When Richard Neal of the Ways and Means Committee Chairman proposed this week a major set of new tax hikes to pay for the Democrats’ spending plans, there was one tax cut which is popular among top Dem donors kept in place—the taxes on carried interest at the lower rate.
After months of backroom lobbying by private equity groups, the tax break is still in place. The Democrat bill now simply lengthens the time an investment needs to be held to get the capital gains treatment from three up to five years, a switch that those close to the matter report was actually created by lobbyists on behalf of private equity.
The current tax break for carried interest is much better for private equity than normal hedge funds since hedge funds do not hold assets for such a time to qualify for the capital gains treatment. Private equity funds usually do.
Some have said that the Democrats who are raging against carried interest are doing so only in hopes of getting populist resentment to win their midterm elections and to get donations from managers who want to dampen their reforms. The removal of meaningful changes to carried interest taxes from the newest proposal supports these charges.
“Yet when Dems have the power, they never remove the provision. And the draft bill just prolongs the holding time to five years up from three. Once they face being at odds to some of their wealthiest backers, Democrats are thinking twice,” the WSJ editorial page stated on Tuesday.
Clifford Asness, who is the founder of the management company AQR Capital Management, trolled AOC’s “tax the rich” dress after the removal of carried interest from the Dem tax hikes.
Maybe AOC’s dress should’ve said “except for the carried interest we talk about all the time because those guys pay our bills.”

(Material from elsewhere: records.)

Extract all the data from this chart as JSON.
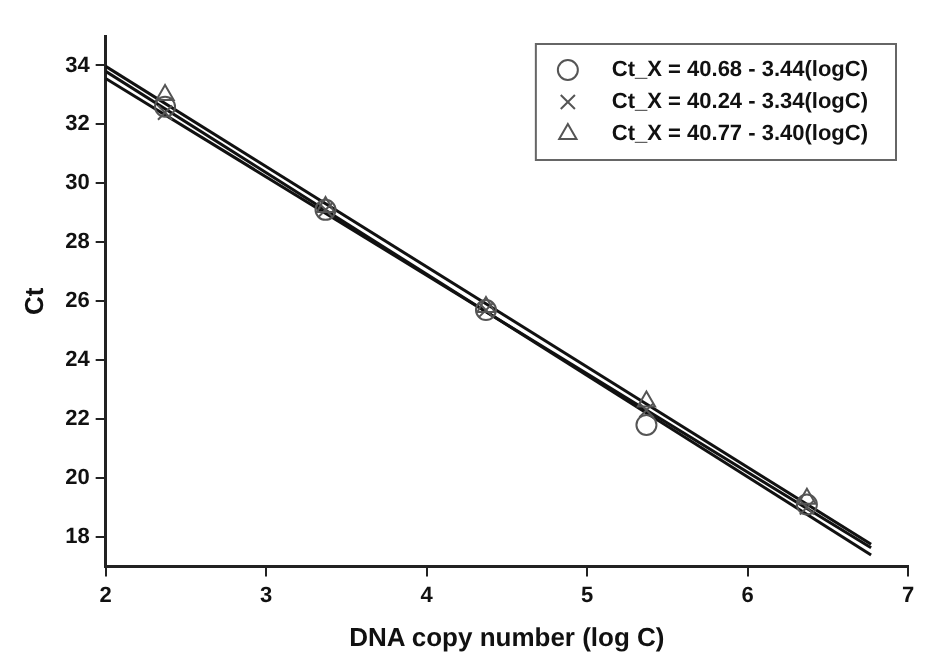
{
  "chart_data": {
    "type": "scatter",
    "xlabel": "DNA copy number (log C)",
    "ylabel": "Ct",
    "xlim": [
      2,
      7
    ],
    "xticks": [
      2,
      3,
      4,
      5,
      6,
      7
    ],
    "ylim": [
      17,
      35
    ],
    "yticks": [
      18,
      20,
      22,
      24,
      26,
      28,
      30,
      32,
      34
    ],
    "grid": false,
    "legend": "top right",
    "series": [
      {
        "name": "Ct_X = 40.68 - 3.44(logC)",
        "marker": "circle",
        "color": "#555555",
        "x": [
          2.37,
          3.37,
          4.37,
          5.37,
          6.37
        ],
        "values": [
          32.6,
          29.1,
          25.7,
          21.8,
          19.1
        ]
      },
      {
        "name": "Ct_X = 40.24 - 3.34(logC)",
        "marker": "cross",
        "color": "#555555",
        "x": [
          2.37,
          3.37,
          4.37,
          5.37,
          6.37
        ],
        "values": [
          32.4,
          29.1,
          25.7,
          22.3,
          19.0
        ]
      },
      {
        "name": "Ct_X = 40.77 - 3.40(logC)",
        "marker": "triangle",
        "color": "#555555",
        "x": [
          2.37,
          3.37,
          4.37,
          5.37,
          6.37
        ],
        "values": [
          33.0,
          29.2,
          25.8,
          22.6,
          19.3
        ]
      },
      {
        "type": "line",
        "marker": "none",
        "color": "#111111",
        "x": [
          2,
          6.77
        ],
        "values": [
          33.8,
          17.39
        ]
      },
      {
        "type": "line",
        "marker": "none",
        "color": "#111111",
        "x": [
          2,
          6.77
        ],
        "values": [
          33.56,
          17.63
        ]
      },
      {
        "type": "line",
        "marker": "none",
        "color": "#111111",
        "x": [
          2,
          6.77
        ],
        "values": [
          33.97,
          17.75
        ]
      }
    ]
  }
}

A little long for a dress I know. https://t.co/fSgwnkSK1u
— Clifford Asness (@CliffordAsness) September 14, 2021
Hedge and private equity funds are normally organized like partnerships, with the managers getting a part of the fund’s profits if the fund does well. The manager’s cut is called “carried interest.” Under the law right now, the money that goes to the managers and outside investors are both treated the same, meaning they can get lower capital gains rate.
Private equity connected donors overwhelmingly supported Biden over Trump during the 2020 election, just as they supported Hillary Clinton in 2016.